Perhaps the most impressive finish of those five came on the earlier end of things, when human-shaped hammer Johnny Walker stepped into the octagon for the second time in his pro career. He wasn’t there long, as poor Justin Ledet lasted just 15 seconds. Ledet kissed the canvas after Walker beheaded him with an incredible hook kick to spinning back fist combo.
It is perfectly in-character that Walker immediately followed up his combo with a running soccer kick, a blatantly illegal strike that would have immediately disqualified him had it connected. The tentpoles of Walker’s appeal are his wild athleticism (his first UFC fight ended with a brutal short-range elbow) and also his compulsive habit of engaging in hilarious extracurricular bullshit, most notably advertising a banned supplement on his Instagram. After he knocked out Ledet, Walker tried to stage every conceivable celebration all at once. The avant-garde performance sequence was highlighted by Walker doing the worm right by Ledet as he was being examined by doctors.

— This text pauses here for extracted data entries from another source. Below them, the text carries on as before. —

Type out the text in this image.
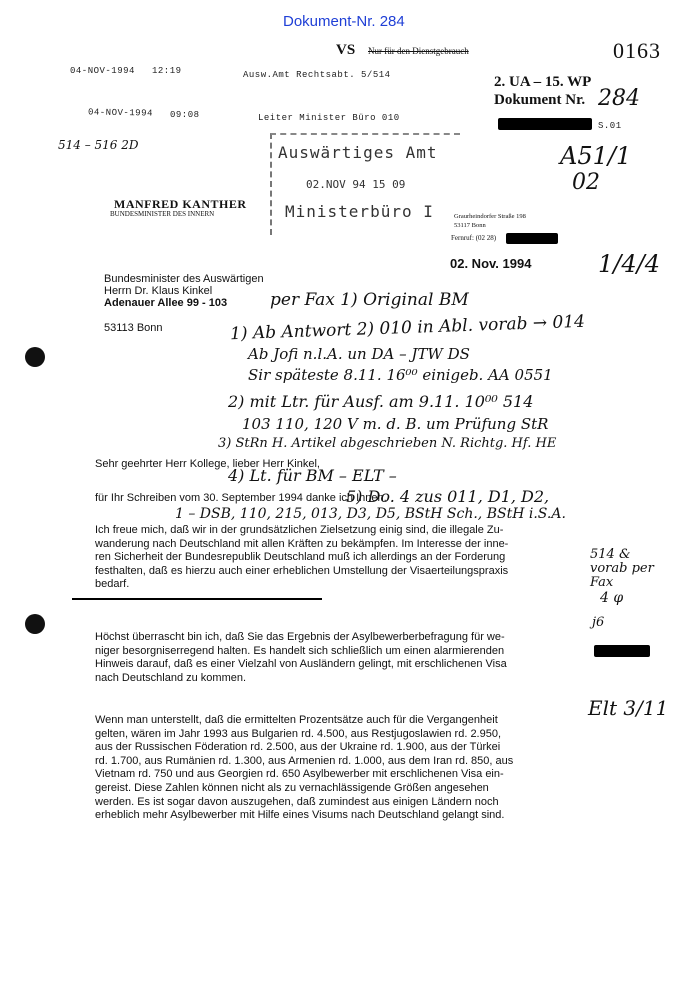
Dokument-Nr. 284
VS Nur für den Dienstgebrauch	0163
2. UA – 15. WP
Dokument Nr. 284
S.01
04-NOV-1994 12:19	Ausw.Amt Rechtsabt. 5/514
04-NOV-1994 09:08	Leiter Minister Büro 010
514 – 516 2D	Auswärtiges Amt
02.NOV 94 15 09
Ministerbüro I
A51/1
02
1/4/4
MANFRED KANTHER
BUNDESMINISTER DES INNERN	Graurheindorfer Straße 198
53117 Bonn
Fernruf: (02 28)
02. Nov. 1994
Bundesminister des Auswärtigen
Herrn Dr. Klaus Kinkel
Adenauer Allee 99 - 103
53113 Bonn
per Fax 1) Original BM
1) Ab Antwort 2) 010 in Abl. vorab → 014
Ab Jofi n.l.A. un DA – JTW DS
Sir späteste 8.11. 16⁰⁰ einigeb. AA 0551
2) mit Ltr. für Ausf. am 9.11. 10⁰⁰ 514
103 110, 120 V m. d. B. um Prüfung StR
3) StRn H. Artikel abgeschrieben N. Richtg. Hf. HE
4) Lt. für BM – ELT –
5) Do. 4 zus 011, D1, D2,
1 – DSB, 110, 215, 013, D3, D5, BStH Sch., BStH i.S.A.
Sehr geehrter Herr Kollege, lieber Herr Kinkel,
für Ihr Schreiben vom 30. September 1994 danke ich Ihnen.
Ich freue mich, daß wir in der grundsätzlichen Zielsetzung einig sind, die illegale Zu-
wanderung nach Deutschland mit allen Kräften zu bekämpfen. Im Interesse der inne-
ren Sicherheit der Bundesrepublik Deutschland muß ich allerdings an der Forderung
festhalten, daß es hierzu auch einer erheblichen Umstellung der Visaerteilungspraxis
bedarf.
514 & vorab per Fax
4 φ
j6
Höchst überrascht bin ich, daß Sie das Ergebnis der Asylbewerberbefragung für we-
niger besorgniserregend halten. Es handelt sich schließlich um einen alarmierenden
Hinweis darauf, daß es einer Vielzahl von Ausländern gelingt, mit erschlichenen Visa
nach Deutschland zu kommen.
Elt 3/11
Wenn man unterstellt, daß die ermittelten Prozentsätze auch für die Vergangenheit
gelten, wären im Jahr 1993 aus Bulgarien rd. 4.500, aus Restjugoslawien rd. 2.950,
aus der Russischen Föderation rd. 2.500, aus der Ukraine rd. 1.900, aus der Türkei
rd. 1.700, aus Rumänien rd. 1.300, aus Armenien rd. 1.000, aus dem Iran rd. 850, aus
Vietnam rd. 750 und aus Georgien rd. 650 Asylbewerber mit erschlichenen Visa ein-
gereist. Diese Zahlen können nicht als zu vernachlässigende Größen angesehen
werden. Es ist sogar davon auszugehen, daß zumindest aus einigen Ländern noch
erheblich mehr Asylbewerber mit Hilfe eines Visums nach Deutschland gelangt sind.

Walker—his birth name is Walker Johnny—is athletic as hell for a 6-foot-6 destroyer, and having a high-flying headhunter in a division as boring as light heavyweight is a godsend for the sport. I don’t think his strategy of throwing flying knees, wagging his dick around, and ignoring the idea of defending himself will necessarily work against the best fighters at 205 pounds, but truly I don’t care. Cagefighting is primarily about spectacle, and Walker is never not trying cartoon character shit. He might not ever be a champion, but he could get the UFC’s first-ever “KO (piano dropped out of window).”
Here are just a few of the class-clown antics from Walker.
That gyration routine is decidedly more tame than Walker’s full-on stripper walkout.
The good news is, Ledet didn’t touch Walker once, which means he can fight again soon and do a whole bunch more dumb shit to entertain us all.